Fight Phishing: Don't Get Hooked by Fake E-Mail

Online financial transactions are becoming more commonplace every day. Unfortunately, incidents of online fraud are as well. Committing online fraud using forged e-mails has become so rampant that it has spawned its own term-phishing.
 
Phishing works by using authentic looking but fraudulent, or "spoofed," e-mails that appear to come from legitimate sources. By asking you to reply with details such as your bank account, PIN, or Social Security number, or username and password, to your online accounts, phishers try to get you to reveal sensitive personal information.
 
Increasingly, phishing involves e-mails that, instead of asking you to send information, include a link to a copycat Web site that mimics every detail of the entity that the messages are pretending to represent.
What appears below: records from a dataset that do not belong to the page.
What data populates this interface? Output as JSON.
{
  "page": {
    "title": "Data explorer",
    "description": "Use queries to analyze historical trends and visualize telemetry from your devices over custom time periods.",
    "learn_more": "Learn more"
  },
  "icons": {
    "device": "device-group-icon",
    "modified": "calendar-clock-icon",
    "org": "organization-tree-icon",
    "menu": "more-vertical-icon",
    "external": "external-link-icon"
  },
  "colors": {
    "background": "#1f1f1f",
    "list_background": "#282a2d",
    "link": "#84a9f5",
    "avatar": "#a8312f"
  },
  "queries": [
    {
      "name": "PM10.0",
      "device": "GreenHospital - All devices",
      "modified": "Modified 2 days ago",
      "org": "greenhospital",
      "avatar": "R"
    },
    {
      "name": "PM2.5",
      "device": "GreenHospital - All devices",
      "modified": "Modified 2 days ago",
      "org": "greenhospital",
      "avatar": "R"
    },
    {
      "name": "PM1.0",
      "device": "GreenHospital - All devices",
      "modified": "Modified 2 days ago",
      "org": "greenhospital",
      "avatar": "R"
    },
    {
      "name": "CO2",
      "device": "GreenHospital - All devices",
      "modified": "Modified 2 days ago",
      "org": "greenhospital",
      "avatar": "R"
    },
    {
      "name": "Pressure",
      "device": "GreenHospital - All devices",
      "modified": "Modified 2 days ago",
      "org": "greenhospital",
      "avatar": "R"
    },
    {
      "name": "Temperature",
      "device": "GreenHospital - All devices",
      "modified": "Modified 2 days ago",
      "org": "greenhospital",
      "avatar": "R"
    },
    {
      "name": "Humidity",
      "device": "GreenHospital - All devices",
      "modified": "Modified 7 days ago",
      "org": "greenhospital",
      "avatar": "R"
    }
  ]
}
The e-mails then instruct you to click on the link and log in to "your account" on this fraudulent Web site in order to "update" or "verify" information. In reality, the phishers capture that data and then use it to log in to your real account and drain it dry, or to steal your identity.
 
One way to protect yourself from being exploited by these attacks is not to click on links or attachments in e-mails that ask you to provide any type of information about, or access to, any of your accounts.
 
If you're unsure whether an e-mail is genuine, type in the Web address of the site you want directly into your browser's address bar. Do not copy the URL included in the suspect e-mail-use a search engine to find the correct address if you're not sure what it is. Beyond protecting yourself from phishing scams, if you use e-mail to communicate with your customers-especially if you conduct any type of online commerce-you also need to take steps to protect them. Make sure that you never ask your clients to send account information via e-mail and tell them that's your policy.
 
Electronic communications are still a great way to keep in touch with your customers- just remember to avoid putting them in a situation where they have to wonder if an e-mail that comes from you is real or fake.
 
E-mail is extremely easy to forge, and today no responsible institution relies on it to gather or verify personal or account information. Recognizing that fact can help you-and your customers-separate legitimate e-mails from fraudulent ones and keep everyone safe from being hooked by phishers.